Verkäuferin: „Viel Erfolg noch.“

Ich so: „Äh. Ja. Danke!“ (Bei was?)

Ich ahne, dass die freundliche Frau mir Erfolg beim Abnehmen gewünscht hat, aber das weiß ich nicht. Vielleicht hat sie mir auch Erfolg bei der Vorbereitung zum Extremmarsch in den Alpen gewünscht, das würde ich viel toller finden. Ich bilde mir jetzt ein, dass sie das gemeint hat, denn wenn ich abnehmen wollen würde, würde ich vermutlich keine Croissants kaufen. Auch dies fiel mir innerhalb von den üblichen Millisekunden ein, die mich weiterhin ab und zu erwischen, wenn irgendwas den Gedanken an Diäten auslöst: Ich will nicht abnehmen, ich will Croissants essen, weil Croissants glücklicher machen als eine kleinere Zahl auf der Waage. Ich weiß das inzwischen, auch wenn es 25 Jahre gedauert hat, bis ich es mir endlich gemerkt habe.
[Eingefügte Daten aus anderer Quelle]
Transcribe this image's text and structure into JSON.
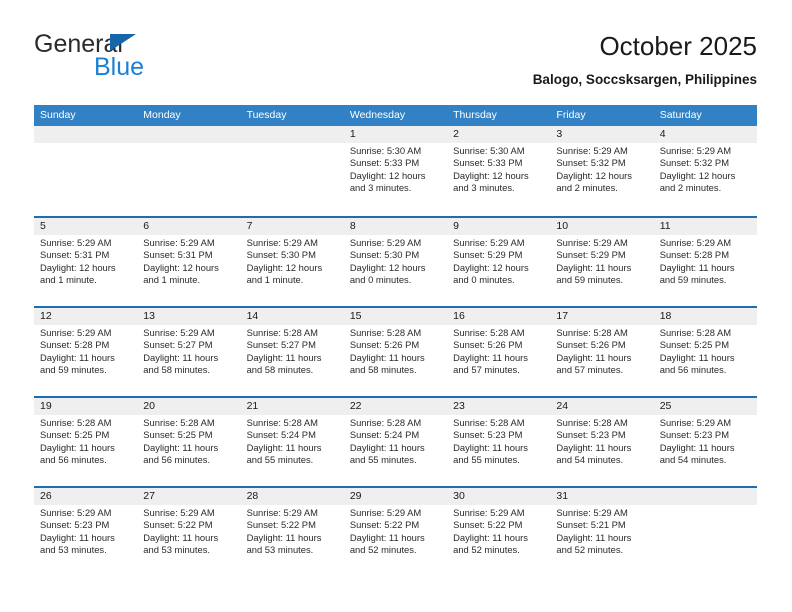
{
  "brand": {
    "name_part1": "General",
    "name_part2": "Blue",
    "triangle_color": "#1565a8",
    "blue_color": "#1b7fd4"
  },
  "header": {
    "title": "October 2025",
    "subtitle": "Balogo, Soccsksargen, Philippines"
  },
  "theme": {
    "header_bar": "#3281c4",
    "row_divider": "#1f6cb0",
    "day_strip": "#efefef"
  },
  "weekdays": [
    "Sunday",
    "Monday",
    "Tuesday",
    "Wednesday",
    "Thursday",
    "Friday",
    "Saturday"
  ],
  "weeks": [
    [
      {
        "day": "",
        "sunrise": "",
        "sunset": "",
        "daylight": "",
        "empty": true
      },
      {
        "day": "",
        "sunrise": "",
        "sunset": "",
        "daylight": "",
        "empty": true
      },
      {
        "day": "",
        "sunrise": "",
        "sunset": "",
        "daylight": "",
        "empty": true
      },
      {
        "day": "1",
        "sunrise": "Sunrise: 5:30 AM",
        "sunset": "Sunset: 5:33 PM",
        "daylight": "Daylight: 12 hours and 3 minutes."
      },
      {
        "day": "2",
        "sunrise": "Sunrise: 5:30 AM",
        "sunset": "Sunset: 5:33 PM",
        "daylight": "Daylight: 12 hours and 3 minutes."
      },
      {
        "day": "3",
        "sunrise": "Sunrise: 5:29 AM",
        "sunset": "Sunset: 5:32 PM",
        "daylight": "Daylight: 12 hours and 2 minutes."
      },
      {
        "day": "4",
        "sunrise": "Sunrise: 5:29 AM",
        "sunset": "Sunset: 5:32 PM",
        "daylight": "Daylight: 12 hours and 2 minutes."
      }
    ],
    [
      {
        "day": "5",
        "sunrise": "Sunrise: 5:29 AM",
        "sunset": "Sunset: 5:31 PM",
        "daylight": "Daylight: 12 hours and 1 minute."
      },
      {
        "day": "6",
        "sunrise": "Sunrise: 5:29 AM",
        "sunset": "Sunset: 5:31 PM",
        "daylight": "Daylight: 12 hours and 1 minute."
      },
      {
        "day": "7",
        "sunrise": "Sunrise: 5:29 AM",
        "sunset": "Sunset: 5:30 PM",
        "daylight": "Daylight: 12 hours and 1 minute."
      },
      {
        "day": "8",
        "sunrise": "Sunrise: 5:29 AM",
        "sunset": "Sunset: 5:30 PM",
        "daylight": "Daylight: 12 hours and 0 minutes."
      },
      {
        "day": "9",
        "sunrise": "Sunrise: 5:29 AM",
        "sunset": "Sunset: 5:29 PM",
        "daylight": "Daylight: 12 hours and 0 minutes."
      },
      {
        "day": "10",
        "sunrise": "Sunrise: 5:29 AM",
        "sunset": "Sunset: 5:29 PM",
        "daylight": "Daylight: 11 hours and 59 minutes."
      },
      {
        "day": "11",
        "sunrise": "Sunrise: 5:29 AM",
        "sunset": "Sunset: 5:28 PM",
        "daylight": "Daylight: 11 hours and 59 minutes."
      }
    ],
    [
      {
        "day": "12",
        "sunrise": "Sunrise: 5:29 AM",
        "sunset": "Sunset: 5:28 PM",
        "daylight": "Daylight: 11 hours and 59 minutes."
      },
      {
        "day": "13",
        "sunrise": "Sunrise: 5:29 AM",
        "sunset": "Sunset: 5:27 PM",
        "daylight": "Daylight: 11 hours and 58 minutes."
      },
      {
        "day": "14",
        "sunrise": "Sunrise: 5:28 AM",
        "sunset": "Sunset: 5:27 PM",
        "daylight": "Daylight: 11 hours and 58 minutes."
      },
      {
        "day": "15",
        "sunrise": "Sunrise: 5:28 AM",
        "sunset": "Sunset: 5:26 PM",
        "daylight": "Daylight: 11 hours and 58 minutes."
      },
      {
        "day": "16",
        "sunrise": "Sunrise: 5:28 AM",
        "sunset": "Sunset: 5:26 PM",
        "daylight": "Daylight: 11 hours and 57 minutes."
      },
      {
        "day": "17",
        "sunrise": "Sunrise: 5:28 AM",
        "sunset": "Sunset: 5:26 PM",
        "daylight": "Daylight: 11 hours and 57 minutes."
      },
      {
        "day": "18",
        "sunrise": "Sunrise: 5:28 AM",
        "sunset": "Sunset: 5:25 PM",
        "daylight": "Daylight: 11 hours and 56 minutes."
      }
    ],
    [
      {
        "day": "19",
        "sunrise": "Sunrise: 5:28 AM",
        "sunset": "Sunset: 5:25 PM",
        "daylight": "Daylight: 11 hours and 56 minutes."
      },
      {
        "day": "20",
        "sunrise": "Sunrise: 5:28 AM",
        "sunset": "Sunset: 5:25 PM",
        "daylight": "Daylight: 11 hours and 56 minutes."
      },
      {
        "day": "21",
        "sunrise": "Sunrise: 5:28 AM",
        "sunset": "Sunset: 5:24 PM",
        "daylight": "Daylight: 11 hours and 55 minutes."
      },
      {
        "day": "22",
        "sunrise": "Sunrise: 5:28 AM",
        "sunset": "Sunset: 5:24 PM",
        "daylight": "Daylight: 11 hours and 55 minutes."
      },
      {
        "day": "23",
        "sunrise": "Sunrise: 5:28 AM",
        "sunset": "Sunset: 5:23 PM",
        "daylight": "Daylight: 11 hours and 55 minutes."
      },
      {
        "day": "24",
        "sunrise": "Sunrise: 5:28 AM",
        "sunset": "Sunset: 5:23 PM",
        "daylight": "Daylight: 11 hours and 54 minutes."
      },
      {
        "day": "25",
        "sunrise": "Sunrise: 5:29 AM",
        "sunset": "Sunset: 5:23 PM",
        "daylight": "Daylight: 11 hours and 54 minutes."
      }
    ],
    [
      {
        "day": "26",
        "sunrise": "Sunrise: 5:29 AM",
        "sunset": "Sunset: 5:23 PM",
        "daylight": "Daylight: 11 hours and 53 minutes."
      },
      {
        "day": "27",
        "sunrise": "Sunrise: 5:29 AM",
        "sunset": "Sunset: 5:22 PM",
        "daylight": "Daylight: 11 hours and 53 minutes."
      },
      {
        "day": "28",
        "sunrise": "Sunrise: 5:29 AM",
        "sunset": "Sunset: 5:22 PM",
        "daylight": "Daylight: 11 hours and 53 minutes."
      },
      {
        "day": "29",
        "sunrise": "Sunrise: 5:29 AM",
        "sunset": "Sunset: 5:22 PM",
        "daylight": "Daylight: 11 hours and 52 minutes."
      },
      {
        "day": "30",
        "sunrise": "Sunrise: 5:29 AM",
        "sunset": "Sunset: 5:22 PM",
        "daylight": "Daylight: 11 hours and 52 minutes."
      },
      {
        "day": "31",
        "sunrise": "Sunrise: 5:29 AM",
        "sunset": "Sunset: 5:21 PM",
        "daylight": "Daylight: 11 hours and 52 minutes."
      },
      {
        "day": "",
        "sunrise": "",
        "sunset": "",
        "daylight": "",
        "empty": true
      }
    ]
  ]
}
Mir fiel im Laufe des Tages mal wieder ein Geburtstagsgeschenk ein, das mir meine Eltern mal gemacht haben; ich muss immer daran denken, wenn ich im Supermarkt Apfelmus kaufe, denn ich liebe Apfelmus. Als ich noch kleiner war, unter zehn, schätze ich, haben meine Eltern mich mal gefragt, was ich mir zum Geburtstag wünsche. Und weil mir außer dem üblichen EINE MILLION BÜCHER, die ich sowieso immer gekriegt habe, nichts mehr einfiel, sagte ich: einen Topf Apfelmus, von Mama gekocht. Und den bekam ich auch.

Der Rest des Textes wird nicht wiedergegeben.